What makes a story timeless? It's a loaded question, with infinite answers, but there are certain through-lines when you take a monocled look. The stories that get retold, over and over ad nauseum, are elemental: hero's journeys, love stories, arch enemies. Easily adaptable, impressionable by nature; no matter how they are told, how closely they adhere to origin, they feel new. Jesus, Hamlet, Jane Eyre. They are fables ripe with possibility.

When it was announced last week that Greta Gerwig's follow-up to Lady Bird – her first solo feature as a writer and director, which earned her dual Oscar nods as a result – would be an adaptation of Louisa May Alcott's seminal novel Little Women, there was a bit of a backlash. There are, to date, six film adaptations of Little Women, with a seventh – a modern retelling starring Lea Thompson – due later this year. Additionally, there have been four BBC miniseries based on the book – including one that came out just last year – a made-for-TV musical in 1958, a 2012 Lifetime movie, and several anime spinoffs.

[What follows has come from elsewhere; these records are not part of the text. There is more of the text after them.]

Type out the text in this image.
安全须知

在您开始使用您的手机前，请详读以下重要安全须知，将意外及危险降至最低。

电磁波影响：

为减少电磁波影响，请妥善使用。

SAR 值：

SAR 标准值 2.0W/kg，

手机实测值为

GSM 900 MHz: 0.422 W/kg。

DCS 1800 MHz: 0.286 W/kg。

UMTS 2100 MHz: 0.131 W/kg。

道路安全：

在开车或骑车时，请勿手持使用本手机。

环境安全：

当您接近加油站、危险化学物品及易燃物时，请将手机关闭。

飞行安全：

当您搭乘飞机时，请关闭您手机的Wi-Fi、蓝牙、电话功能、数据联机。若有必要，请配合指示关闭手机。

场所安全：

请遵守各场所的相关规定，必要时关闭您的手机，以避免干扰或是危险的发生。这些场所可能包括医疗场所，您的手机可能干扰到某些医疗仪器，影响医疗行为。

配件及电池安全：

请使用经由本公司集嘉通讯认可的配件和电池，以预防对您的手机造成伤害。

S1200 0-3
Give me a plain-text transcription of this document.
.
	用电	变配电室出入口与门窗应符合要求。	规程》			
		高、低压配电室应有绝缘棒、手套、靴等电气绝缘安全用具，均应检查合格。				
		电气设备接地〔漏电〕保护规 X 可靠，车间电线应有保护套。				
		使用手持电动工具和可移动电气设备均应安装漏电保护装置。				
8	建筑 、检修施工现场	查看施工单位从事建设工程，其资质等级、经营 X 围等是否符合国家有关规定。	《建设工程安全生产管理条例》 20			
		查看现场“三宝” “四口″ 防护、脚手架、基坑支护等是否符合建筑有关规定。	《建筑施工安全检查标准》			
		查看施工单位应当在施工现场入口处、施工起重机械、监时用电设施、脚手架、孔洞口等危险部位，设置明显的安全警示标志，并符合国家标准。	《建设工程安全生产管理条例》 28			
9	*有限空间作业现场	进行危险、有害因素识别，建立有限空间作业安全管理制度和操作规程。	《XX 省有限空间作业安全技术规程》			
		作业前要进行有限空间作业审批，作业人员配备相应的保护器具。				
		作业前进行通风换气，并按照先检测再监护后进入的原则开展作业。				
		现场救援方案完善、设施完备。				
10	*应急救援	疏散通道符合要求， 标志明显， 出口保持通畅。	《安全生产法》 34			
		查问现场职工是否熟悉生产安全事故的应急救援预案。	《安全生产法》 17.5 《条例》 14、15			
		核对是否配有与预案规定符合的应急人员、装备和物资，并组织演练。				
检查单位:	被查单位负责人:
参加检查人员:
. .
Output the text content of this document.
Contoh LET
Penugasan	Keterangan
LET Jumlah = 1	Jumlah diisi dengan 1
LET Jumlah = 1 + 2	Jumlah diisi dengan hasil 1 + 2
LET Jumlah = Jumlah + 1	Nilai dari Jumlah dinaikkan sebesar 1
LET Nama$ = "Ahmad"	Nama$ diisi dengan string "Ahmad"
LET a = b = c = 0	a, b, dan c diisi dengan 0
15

Why, some wondered, do we need another?

Yes, We Always Need Another Little Women Remake

Little Women doesn't seem like the typical timeless story, because it is lighter in fare. Alcott's novel follows the March family of Concord, Massachusetts at the height of the Civil War. As their father fights for the Union army, the women he's left behind – wife "Marmee," and daughters Meg, Jo, Amy, and Beth – face poverty and social dissolution, and watch their status crumble around them. And yet their inherent goodness helps them persevere as a unit; the sisters assist the less fortunate, and one another, and find their voices and romantic love along the way.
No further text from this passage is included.